Scar tissue is a normal result of the healing process. They can be a result of trauma, prior surgery or injury. Scars are composed of fibrous tissue which is permanent in nature and cannot be removed totally however different types of scars can be improved by using a variety of techniques. The overall goal of improvement is to minimize the appearance of the scar either by disguising it, relocating it, or minimizing its prominence so it is less noticeable. You must realize that it is not ever possible to completely remove all traces of the scar since the body can only heal by forming a new scar. Certain procedures can be used to improve the appearance of scars which include steroid injections, silicone sheeting therapy, dermabrasion and laser treatments. When these techniques are not enough, surgical scar revision is required. The goal of scar revision is to render a scar less conspicuous.
Scar revision and dermabrasion procedures are done either in the office setting or in the outpatient surgery area. Healing generally takes several days and there usually is minimal restriction on activities. On occasion, a scar revision surgery is combined with dermabrasion in a staged fashion to achieve the best results possible. Dermabrasion is an excellent means of providing overall improvement in acne scarring. The scarring cannot be completely removed, but when combined with other minor procedures, dermabrasion can provide excellent smoothing of noticeable acne defects. The acne itself must be quiescent or inactive prior to dermabrasion.

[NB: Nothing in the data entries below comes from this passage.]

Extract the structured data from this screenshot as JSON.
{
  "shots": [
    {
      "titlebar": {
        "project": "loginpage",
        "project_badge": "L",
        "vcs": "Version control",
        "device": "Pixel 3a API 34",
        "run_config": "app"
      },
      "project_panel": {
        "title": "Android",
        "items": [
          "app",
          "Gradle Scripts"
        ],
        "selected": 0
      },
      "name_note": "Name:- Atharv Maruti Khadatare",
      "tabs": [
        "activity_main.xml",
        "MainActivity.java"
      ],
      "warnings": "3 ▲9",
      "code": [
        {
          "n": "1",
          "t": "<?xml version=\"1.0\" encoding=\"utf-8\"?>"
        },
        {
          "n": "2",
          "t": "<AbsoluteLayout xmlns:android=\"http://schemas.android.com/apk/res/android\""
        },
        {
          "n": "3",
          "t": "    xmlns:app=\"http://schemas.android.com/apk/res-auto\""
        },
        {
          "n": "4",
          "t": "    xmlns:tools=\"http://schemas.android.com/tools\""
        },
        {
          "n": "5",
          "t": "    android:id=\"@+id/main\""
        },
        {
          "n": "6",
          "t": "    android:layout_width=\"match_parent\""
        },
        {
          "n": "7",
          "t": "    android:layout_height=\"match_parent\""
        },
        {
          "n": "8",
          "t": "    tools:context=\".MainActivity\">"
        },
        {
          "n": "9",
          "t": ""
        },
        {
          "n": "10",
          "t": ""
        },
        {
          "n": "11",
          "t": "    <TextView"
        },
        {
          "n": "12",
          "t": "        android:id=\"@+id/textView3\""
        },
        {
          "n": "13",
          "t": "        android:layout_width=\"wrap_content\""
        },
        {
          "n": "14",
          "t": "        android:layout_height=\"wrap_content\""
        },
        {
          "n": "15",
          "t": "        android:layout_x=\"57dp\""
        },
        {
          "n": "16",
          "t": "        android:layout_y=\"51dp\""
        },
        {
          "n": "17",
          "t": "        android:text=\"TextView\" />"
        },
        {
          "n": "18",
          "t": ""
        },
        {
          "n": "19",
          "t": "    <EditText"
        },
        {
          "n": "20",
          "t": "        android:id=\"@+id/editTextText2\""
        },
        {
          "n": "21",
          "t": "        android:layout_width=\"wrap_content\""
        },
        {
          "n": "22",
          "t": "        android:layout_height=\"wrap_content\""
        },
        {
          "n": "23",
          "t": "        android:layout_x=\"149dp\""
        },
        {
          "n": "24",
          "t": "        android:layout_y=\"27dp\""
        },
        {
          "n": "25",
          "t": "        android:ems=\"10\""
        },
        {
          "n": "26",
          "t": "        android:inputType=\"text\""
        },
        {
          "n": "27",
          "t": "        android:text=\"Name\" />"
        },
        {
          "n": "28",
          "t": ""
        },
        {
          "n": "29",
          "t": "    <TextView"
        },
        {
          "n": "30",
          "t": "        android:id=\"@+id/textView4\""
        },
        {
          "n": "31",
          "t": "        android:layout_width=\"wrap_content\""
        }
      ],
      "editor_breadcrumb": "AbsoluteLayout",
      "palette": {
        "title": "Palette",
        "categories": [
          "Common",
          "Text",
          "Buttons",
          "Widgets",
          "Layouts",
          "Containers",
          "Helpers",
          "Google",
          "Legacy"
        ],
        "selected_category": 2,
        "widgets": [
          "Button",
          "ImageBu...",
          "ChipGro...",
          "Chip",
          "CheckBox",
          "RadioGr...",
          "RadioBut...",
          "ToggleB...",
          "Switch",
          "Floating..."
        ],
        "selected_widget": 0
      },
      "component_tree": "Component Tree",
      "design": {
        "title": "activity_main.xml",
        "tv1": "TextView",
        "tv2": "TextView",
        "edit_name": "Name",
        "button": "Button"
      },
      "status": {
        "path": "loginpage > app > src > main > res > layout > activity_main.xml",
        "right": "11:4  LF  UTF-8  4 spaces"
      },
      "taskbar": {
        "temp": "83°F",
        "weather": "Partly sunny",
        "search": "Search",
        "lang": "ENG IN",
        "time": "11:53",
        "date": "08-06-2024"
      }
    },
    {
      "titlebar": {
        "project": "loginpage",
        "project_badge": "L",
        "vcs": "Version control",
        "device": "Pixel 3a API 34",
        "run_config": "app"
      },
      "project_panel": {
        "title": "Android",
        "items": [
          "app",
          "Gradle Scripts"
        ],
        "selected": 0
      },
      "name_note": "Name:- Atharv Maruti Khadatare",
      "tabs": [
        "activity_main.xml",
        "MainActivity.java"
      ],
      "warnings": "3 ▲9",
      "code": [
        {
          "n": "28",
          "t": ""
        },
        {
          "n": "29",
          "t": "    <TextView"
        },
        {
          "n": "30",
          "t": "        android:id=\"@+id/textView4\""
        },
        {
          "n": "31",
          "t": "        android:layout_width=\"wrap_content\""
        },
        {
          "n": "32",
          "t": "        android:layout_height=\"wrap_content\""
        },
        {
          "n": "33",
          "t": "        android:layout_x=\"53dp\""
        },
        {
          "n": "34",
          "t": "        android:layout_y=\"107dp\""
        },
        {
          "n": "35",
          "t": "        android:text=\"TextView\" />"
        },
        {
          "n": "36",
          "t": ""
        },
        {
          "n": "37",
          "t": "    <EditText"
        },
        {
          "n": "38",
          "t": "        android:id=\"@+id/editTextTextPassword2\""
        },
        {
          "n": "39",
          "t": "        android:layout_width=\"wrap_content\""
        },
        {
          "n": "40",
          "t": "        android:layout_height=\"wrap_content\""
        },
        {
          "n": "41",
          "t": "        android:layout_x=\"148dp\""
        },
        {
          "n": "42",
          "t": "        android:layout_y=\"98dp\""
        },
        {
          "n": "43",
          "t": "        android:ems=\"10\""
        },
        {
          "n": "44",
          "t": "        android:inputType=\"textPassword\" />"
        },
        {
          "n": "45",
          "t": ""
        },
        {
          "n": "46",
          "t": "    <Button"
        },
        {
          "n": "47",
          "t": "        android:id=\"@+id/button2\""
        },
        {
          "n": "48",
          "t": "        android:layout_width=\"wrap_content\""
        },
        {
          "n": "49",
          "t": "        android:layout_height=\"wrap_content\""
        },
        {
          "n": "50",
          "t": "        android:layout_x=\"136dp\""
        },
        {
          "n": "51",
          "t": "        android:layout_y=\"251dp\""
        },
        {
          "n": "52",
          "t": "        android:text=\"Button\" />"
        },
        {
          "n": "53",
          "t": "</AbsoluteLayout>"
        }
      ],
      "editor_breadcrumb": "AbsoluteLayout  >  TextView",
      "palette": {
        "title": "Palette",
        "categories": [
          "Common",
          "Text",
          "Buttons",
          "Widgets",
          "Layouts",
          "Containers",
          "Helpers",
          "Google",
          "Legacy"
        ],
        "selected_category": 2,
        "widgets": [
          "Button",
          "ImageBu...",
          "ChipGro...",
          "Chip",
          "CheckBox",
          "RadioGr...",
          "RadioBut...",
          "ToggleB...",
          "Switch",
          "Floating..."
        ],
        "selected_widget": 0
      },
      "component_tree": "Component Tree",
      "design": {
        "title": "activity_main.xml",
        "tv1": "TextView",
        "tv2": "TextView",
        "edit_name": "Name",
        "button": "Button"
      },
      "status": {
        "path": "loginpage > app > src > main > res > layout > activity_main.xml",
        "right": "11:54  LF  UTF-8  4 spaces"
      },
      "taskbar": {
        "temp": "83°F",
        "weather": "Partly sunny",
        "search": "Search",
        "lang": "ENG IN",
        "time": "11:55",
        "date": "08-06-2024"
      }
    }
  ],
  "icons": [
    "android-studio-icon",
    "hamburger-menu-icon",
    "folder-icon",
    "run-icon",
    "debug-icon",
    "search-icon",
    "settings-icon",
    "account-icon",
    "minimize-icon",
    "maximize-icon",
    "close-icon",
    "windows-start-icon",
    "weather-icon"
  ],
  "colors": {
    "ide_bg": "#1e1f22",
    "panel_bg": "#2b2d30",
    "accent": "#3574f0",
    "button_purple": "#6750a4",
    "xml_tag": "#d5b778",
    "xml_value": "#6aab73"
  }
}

Depending on the type of scar you have, early intervention may or may not be required to prevent a bad scar from forming. Certain scars may improve with time and should be allowed to mature and completely heal prior to initiating surgical treatment. Treatment is usually not instituted until at least six months following an acute injury and in some cases, it is recommended to wait a year or more. Dr Imani will outline all the available options and customise a treatment plan that is best suited for you.
Types of Scars
Hypertrophic scars and keloids may occur anywhere on the body, but they’re most problematic over the breastbone, on the earlobes and on the shoulders.
Types of Treatments
A. NON SURGICAL TREATMENTS FOR SCARS
Collagen or other Fillers - Often used to treat depressed scars. Fillers have the advantage of blending into the skin, but are not permanent and usually require periodic augmentation.
Steriod Injection - Some scars, particularly the hypertrophic and keloid scars are improved by injection of steroid medication. This medication does not narrow the scar but rather flattens and softens it.
Pressure Therapy - Pressure therapy involves a type of pressure appliance worn over the area of the scar. These may be worn day and night for up to four to six months.
Silicone Gel - When applied to scars, silicone gel sheeting or silicone gel, will soften and help to fade the scar.
B. SURGICAL SCAR REVISION
Scar revision is a procedure designed to reduce the appearance of unsightly scars. The success will depend on certain factors such as the scar’s size, shape, location, patient’s age, skin type and color, and general medical condition. Dr Imani uses the latest techniques to improve scars which include Z-plasty, W-plasty and geometric broken line closures.
Types Of Scar Revisions:
POSTOPERATIVE COURSE:
No matter what approach is taken, keloids and to a lesser extent, hypertrophic scars have a stubborn tendency to recur, (depending on the area) sometimes even larger than before. To discourage this, combined treatments such as steroid injections, topical steroids and sometimes radiation therapy are required. As you heal, keep in mind that no scar can be removed completely. The degree of improvement depends on the size and direction of the scar, the nature and quality of your skin, and how well you care for the wound after surgery.
Anaesthesia: Local or general anaesthesia
In/Outpatient: either in or outpatient, depending on the extent of the surgery
Length of Surgery: 30 min - 3 hours
Pain Score: minimal
Dressing: one week of dressing, followed by wound care after dressing removal
Recovery and getting back to work: 3-14days off work (bandage reasons, peeling and redness only), full recovery in six weeks.
Duration of Results: Long-term
Any surgical and non invasive procedures carry risks. The decision to undergo surgery or to have non surgical procedures and should not be taken lightly. Individual recovery and outcomes vary amongst patients depending on their genetics, diet and anatomy, and physiology. Results shown are may not be applicable to your individual circumstances. Your results may vary from typical results.
The contents and pictures shown are for educational and information gathering purposes only and do not endorse a particular treatment or procedure.
Before proceeding, you should seek a second opinion from an appropriately qualified surgeon. You should consult your family doctor to obtain a referral prior to consulting a specialist surgeon. The contents of this website does not replace individualised medical advise.